Les élèves vaudois sont atteints d’un grave symptôme d’homophobie (04/09/2021)

Une polémique liée à l’arc en ciel des sexualités nous fait découvrir le terrible fléau.

LGBT pictogramme2.jpgMaldonne à l’école!  Des adeptes de la nouvelle idéologie ont conçu une page de pictogrammes représentant les valeurs de l’école, dont celle des LGBTQIA+ sur un agenda scolaire destiné à des enfants de 12 à 15 ans.

Certains d’entre eux ont biffé ou découpé cette discrète pub. D’autres ont contesté le symbole, accusé les autorités de militantisme et posé des questions auxquelles les enseignants, pas avertis de l’impression de la nouvelle «valeur», ont eu quelque peine à répondre. D’autres élèves ont soutenu cette initiative.

Cesla Amarelle, ministre vaudoise de la formation, a répondu en faisant mine de croire que ces réactions au symbole relèvent exclusivement de «l’homophobie». Ce que le journaliste de la RTS, média qui contribue abondamment à la propagande LGBT, s’est gardé de contester. 

La ministre est coachée par Caroline Dayer, déléguée départementale aux questions d'homophobie et de transphobie et fervente adepte de l’idéologie LGBTetc.
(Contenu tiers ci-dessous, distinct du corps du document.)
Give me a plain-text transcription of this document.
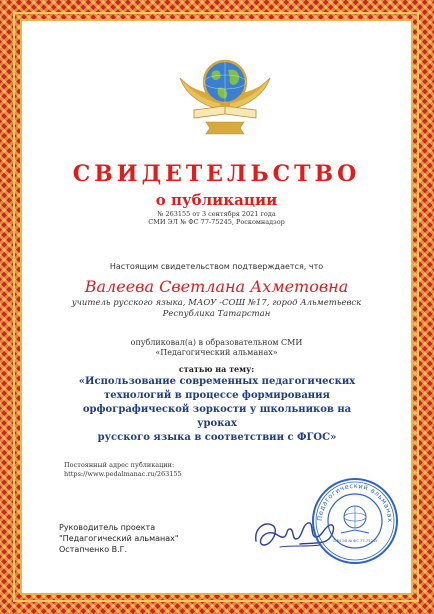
СВИДЕТЕЛЬСТВО
о публикации
№ 263155 от 3 сентября 2021 года
СМИ ЭЛ № ФС 77-75245, Роскомнадзор
Настоящим свидетельством подтверждается, что
Валеева Светлана Ахметовна
учитель русского языка, МАОУ -СОШ №17, город Альметьевск
Республика Татарстан
опубликовал(а) в образовательном СМИ
«Педагогический альманах»
статью на тему:
«Использование современных педагогических
технологий в процессе формирования
орфографической зоркости у школьников на уроках
русского языка в соответствии с ФГОС»
Постоянный адрес публикации:
https://www.pedalmanac.ru/263155
Руководитель проекта
"Педагогический альманах"
Остапченко В.Г.
Педагогический альманах
СМИ ЭЛ № ФС 77-75245
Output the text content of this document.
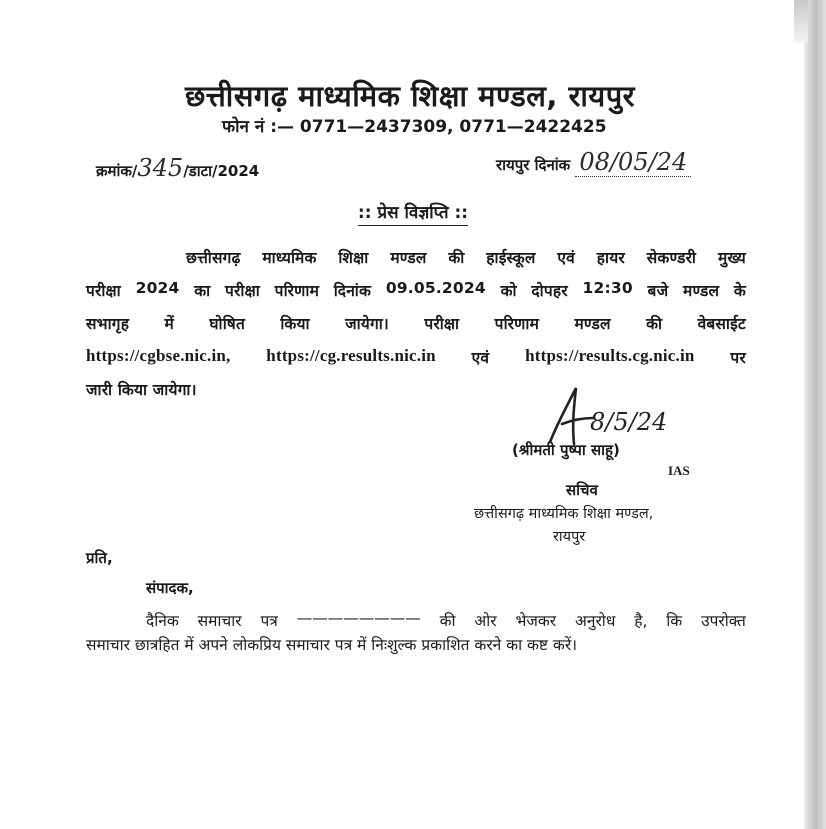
छत्तीसगढ़ माध्यमिक शिक्षा मण्डल, रायपुर
फोन नं :— 0771—2437309, 0771—2422425
क्रमांक/345/डाटा/2024	रायपुर दिनांक 08/05/24
:: प्रेस विज्ञप्ति ::
छत्तीसगढ़ माध्यमिक शिक्षा मण्डल की हाईस्कूल एवं हायर सेकण्डरी मुख्य
परीक्षा 2024 का परीक्षा परिणाम दिनांक 09.05.2024 को दोपहर 12:30 बजे मण्डल के
सभागृह में घोषित किया जायेगा। परीक्षा परिणाम मण्डल की वेबसाईट
https://cgbse.nic.in, https://cg.results.nic.in एवं https://results.cg.nic.in पर
जारी किया जायेगा।
8/5/24
(श्रीमती पुष्पा साहू)
IAS
सचिव
छत्तीसगढ़ माध्यमिक शिक्षा मण्डल,
रायपुर
प्रति,
संपादक,
दैनिक समाचार पत्र ———————— की ओर भेजकर अनुरोध है, कि उपरोक्त
समाचार छात्रहित में अपने लोकप्रिय समाचार पत्र में निःशुल्क प्रकाशित करने का कष्ट करें।
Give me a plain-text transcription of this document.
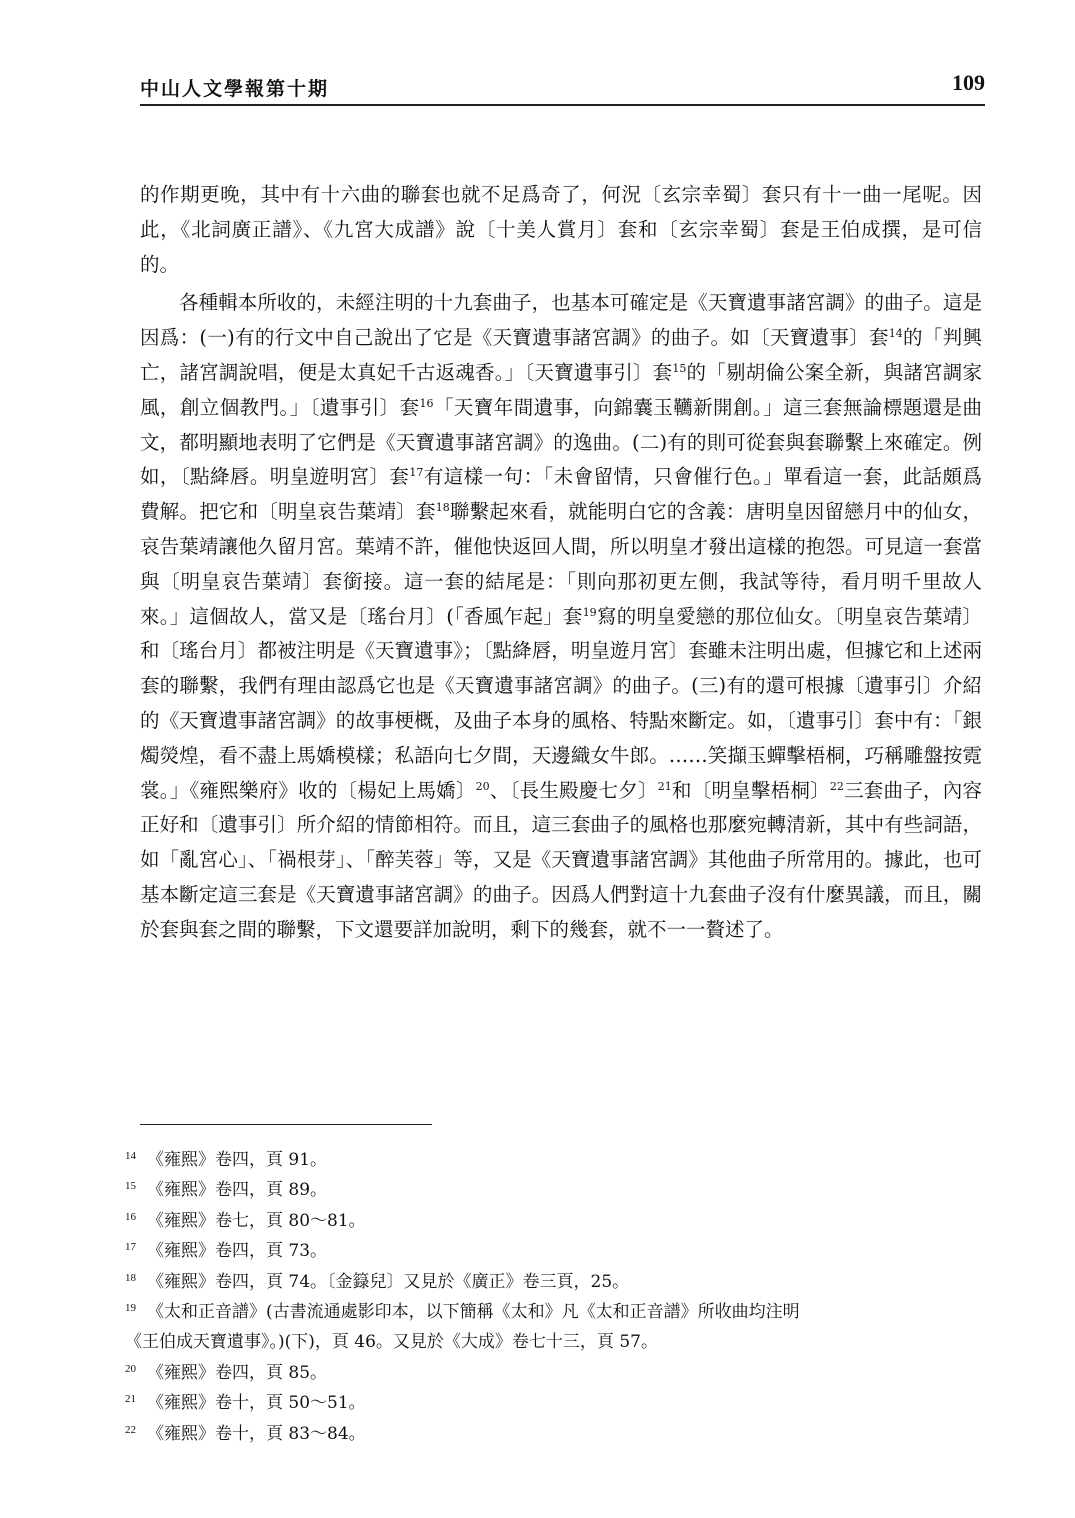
中山人文學報第十期	109

的作期更晚，其中有十六曲的聯套也就不足爲奇了，何況〔玄宗幸蜀〕套只有十一曲一尾呢。因此，《北詞廣正譜》、《九宮大成譜》說〔十美人賞月〕套和〔玄宗幸蜀〕套是王伯成撰，是可信的。

各種輯本所收的，未經注明的十九套曲子，也基本可確定是《天寶遺事諸宮調》的曲子。這是因爲：(一)有的行文中自己說出了它是《天寶遺事諸宮調》的曲子。如〔天寶遺事〕套$^{14}$的「判興亡，諸宮調說唱，便是太真妃千古返魂香。」〔天寶遺事引〕套$^{15}$的「剔胡倫公案全新，與諸宮調家風，創立個教門。」〔遺事引〕套$^{16}$「天寶年間遺事，向錦囊玉韉新開創。」這三套無論標題還是曲文，都明顯地表明了它們是《天寶遺事諸宮調》的逸曲。(二)有的則可從套與套聯繫上來確定。例如，〔點絳唇。明皇遊明宮〕套$^{17}$有這樣一句：「未會留情，只會催行色。」單看這一套，此話頗爲費解。把它和〔明皇哀告葉靖〕套$^{18}$聯繫起來看，就能明白它的含義：唐明皇因留戀月中的仙女，哀告葉靖讓他久留月宮。葉靖不許，催他快返回人間，所以明皇才發出這樣的抱怨。可見這一套當與〔明皇哀告葉靖〕套銜接。這一套的結尾是：「則向那初更左側，我試等待，看月明千里故人來。」這個故人，當又是〔瑤台月〕(「香風乍起」套$^{19}$寫的明皇愛戀的那位仙女。〔明皇哀告葉靖〕和〔瑤台月〕都被注明是《天寶遺事》；〔點絳唇，明皇遊月宮〕套雖未注明出處，但據它和上述兩套的聯繫，我們有理由認爲它也是《天寶遺事諸宮調》的曲子。(三)有的還可根據〔遺事引〕介紹的《天寶遺事諸宮調》的故事梗概，及曲子本身的風格、特點來斷定。如，〔遺事引〕套中有：「銀燭熒煌，看不盡上馬嬌模樣；私語向七夕間，天邊織女牛郎。……笑擷玉蟬擊梧桐，巧稱雕盤按霓裳。」《雍熙樂府》收的〔楊妃上馬嬌〕$^{20}$、〔長生殿慶七夕〕$^{21}$和〔明皇擊梧桐〕$^{22}$三套曲子，內容正好和〔遺事引〕所介紹的情節相符。而且，這三套曲子的風格也那麼宛轉清新，其中有些詞語，如「亂宮心」、「禍根芽」、「醉芙蓉」等，又是《天寶遺事諸宮調》其他曲子所常用的。據此，也可基本斷定這三套是《天寶遺事諸宮調》的曲子。因爲人們對這十九套曲子沒有什麼異議，而且，關於套與套之間的聯繫，下文還要詳加說明，剩下的幾套，就不一一贅述了。

14 《雍熙》卷四，頁 91。
15 《雍熙》卷四，頁 89。
16 《雍熙》卷七，頁 80～81。
17 《雍熙》卷四，頁 73。
18 《雍熙》卷四，頁 74。〔金籙兒〕又見於《廣正》卷三頁，25。
19 《太和正音譜》(古書流通處影印本，以下簡稱《太和》凡《太和正音譜》所收曲均注明
《王伯成天寶遺事》。)(下)，頁 46。又見於《大成》卷七十三，頁 57。
20 《雍熙》卷四，頁 85。
21 《雍熙》卷十，頁 50～51。
22 《雍熙》卷十，頁 83～84。
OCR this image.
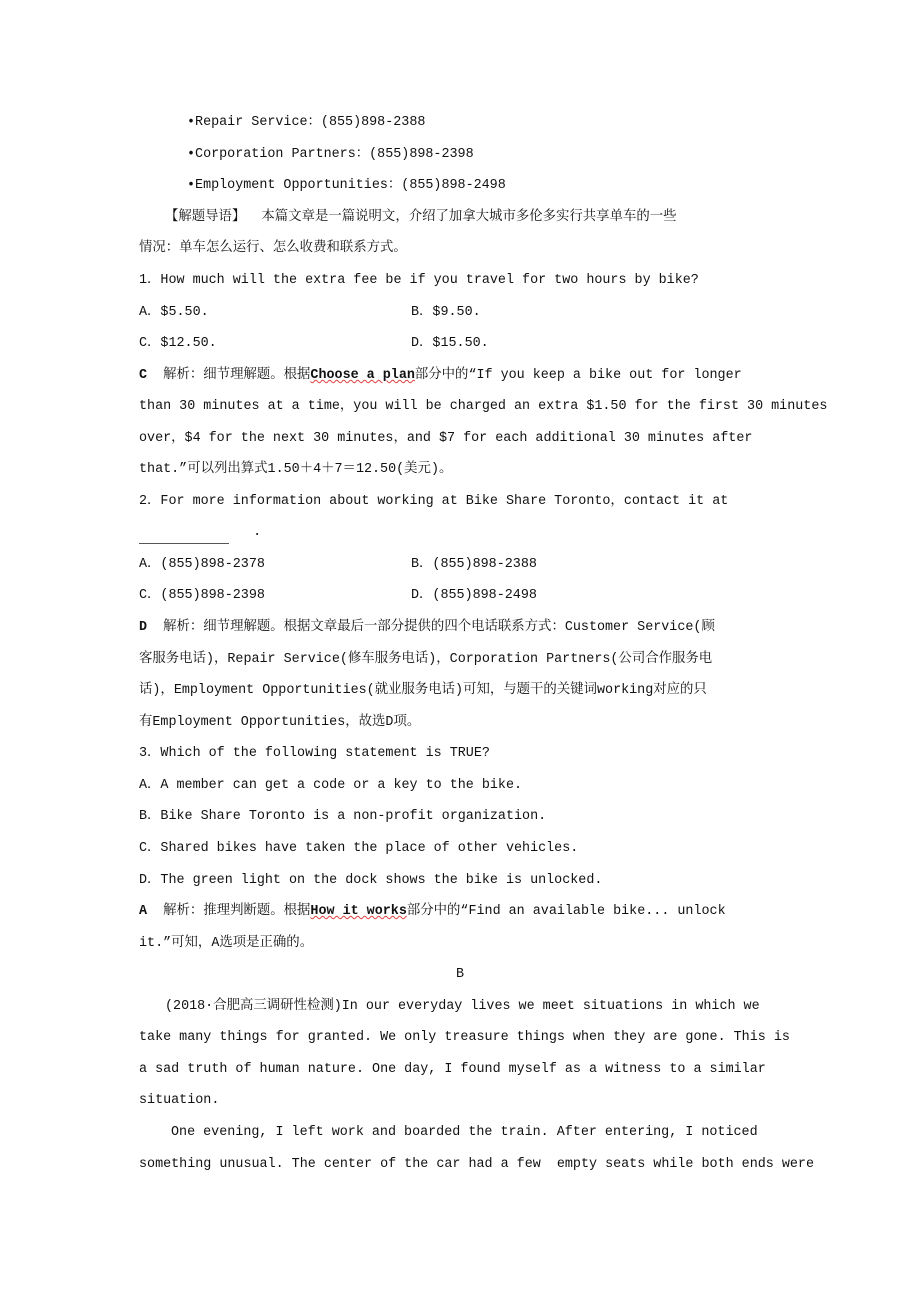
•Repair Service：(855)898-2388
•Corporation Partners：(855)898-2398
•Employment Opportunities：(855)898-2498
【解题导语】  本篇文章是一篇说明文，介绍了加拿大城市多伦多实行共享单车的一些
情况：单车怎么运行、怎么收费和联系方式。
1．How much will the extra fee be if you travel for two hours by bike?
A．$5.50.	B．$9.50.
C．$12.50.	D．$15.50.
C  解析：细节理解题。根据Choose a plan部分中的“If you keep a bike out for longer
than 30 minutes at a time，you will be charged an extra $1.50 for the first 30 minutes
over，$4 for the next 30 minutes，and $7 for each additional 30 minutes after
that.”可以列出算式1.50＋4＋7＝12.50(美元)。
2．For more information about working at Bike Share Toronto，contact it at
.
A．(855)898-2378	B．(855)898-2388
C．(855)898-2398	D．(855)898-2498
D  解析：细节理解题。根据文章最后一部分提供的四个电话联系方式：Customer Service(顾
客服务电话)，Repair Service(修车服务电话)，Corporation Partners(公司合作服务电
话)，Employment Opportunities(就业服务电话)可知，与题干的关键词working对应的只
有Employment Opportunities，故选D项。
3．Which of the following statement is TRUE?
A．A member can get a code or a key to the bike.
B．Bike Share Toronto is a non-profit organization.
C．Shared bikes have taken the place of other vehicles.
D．The green light on the dock shows the bike is unlocked.
A  解析：推理判断题。根据How it works部分中的“Find an available bike... unlock
it.”可知，A选项是正确的。
B
(2018·合肥高三调研性检测)In our everyday lives we meet situations in which we
take many things for granted. We only treasure things when they are gone. This is
a sad truth of human nature. One day, I found myself as a witness to a similar
situation.
One evening, I left work and boarded the train. After entering, I noticed
something unusual. The center of the car had a few  empty seats while both ends were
Ces deux maux font l’objet d’un tout récent «plan d’action» à l’école, première étape de leur éradication et de l’ouverture à la richesse des choix sexuels.

Cesla Amarelle s’est donc lancée pour sa défense contre le seul fléau homophobe. Il donne lieu à des actes «innommables»: «Je pense qu’il y a dans l’école vaudoise comme dans beaucoup d’écoles en général dans le monde énormément d’homophobie. Une étude va sortir, qui donne des chiffres glaçants: ceux qui ne s’identifient pas comme hétérosexuels ont 5 fois plus de risques d’être les cibles de harcèlement et d’intimidation, entre 2 et 5 fois plus de risques de faire une tentative de suicideCaroline Dayer a également constaté «l’omniprésence des violences homophobes».

Mais comment se fait-il ?

Il y a 17 ans, en juin 2004, le peuple suisse accordait des droits juridiques importants aux couples homosexuels.  Les Suisses ont accepté ce «partenariat enregistré» à 58%, les Vaudois à 61%.

Le 26 novembre, le peuple votera sur «le mariage pour tous». Les sondages annoncent pour l’heure 69% de oui. Les couples de même sexe pourront adopter conjointement un enfant. Les couples de femmes auront la possibilité de recourir au don de sperme non anonyme. Vaud, très progressiste, fera certainement un beau score.

Mais comment ces enfants de parents si peu homophobes le deviennent-ils? Seraient-ce les habitants sans droit de vote qui marinent dans l’homophobie? Mystère.

Le symbole sur l’agenda était un peu précipité. La prochaine étape, celle de la lutte contre les autres phobies, dont la trans, ce sera pour plus tard, mais pas trop. Les profs questionnés, bien (in)formés, pourront joindre la défense des autres membres de la communauté à celui des homosexuels:  bisexuels, intersexes, queer, asexuels, «en questionnement». Ils expliqueront sous peine d’être accusés d'être transphobes, queerphobes et autres phobes, que le sexe est dû aux conventions sociales, que l’on peut librement en changer, qu’eux-mêmes, les enseignants, seront attentifs à satisfaire ces désirs dès la petite enfance pour qu’enfin l’arc en ciel LGBTQIA+ éclaire le beau canton de Vaud.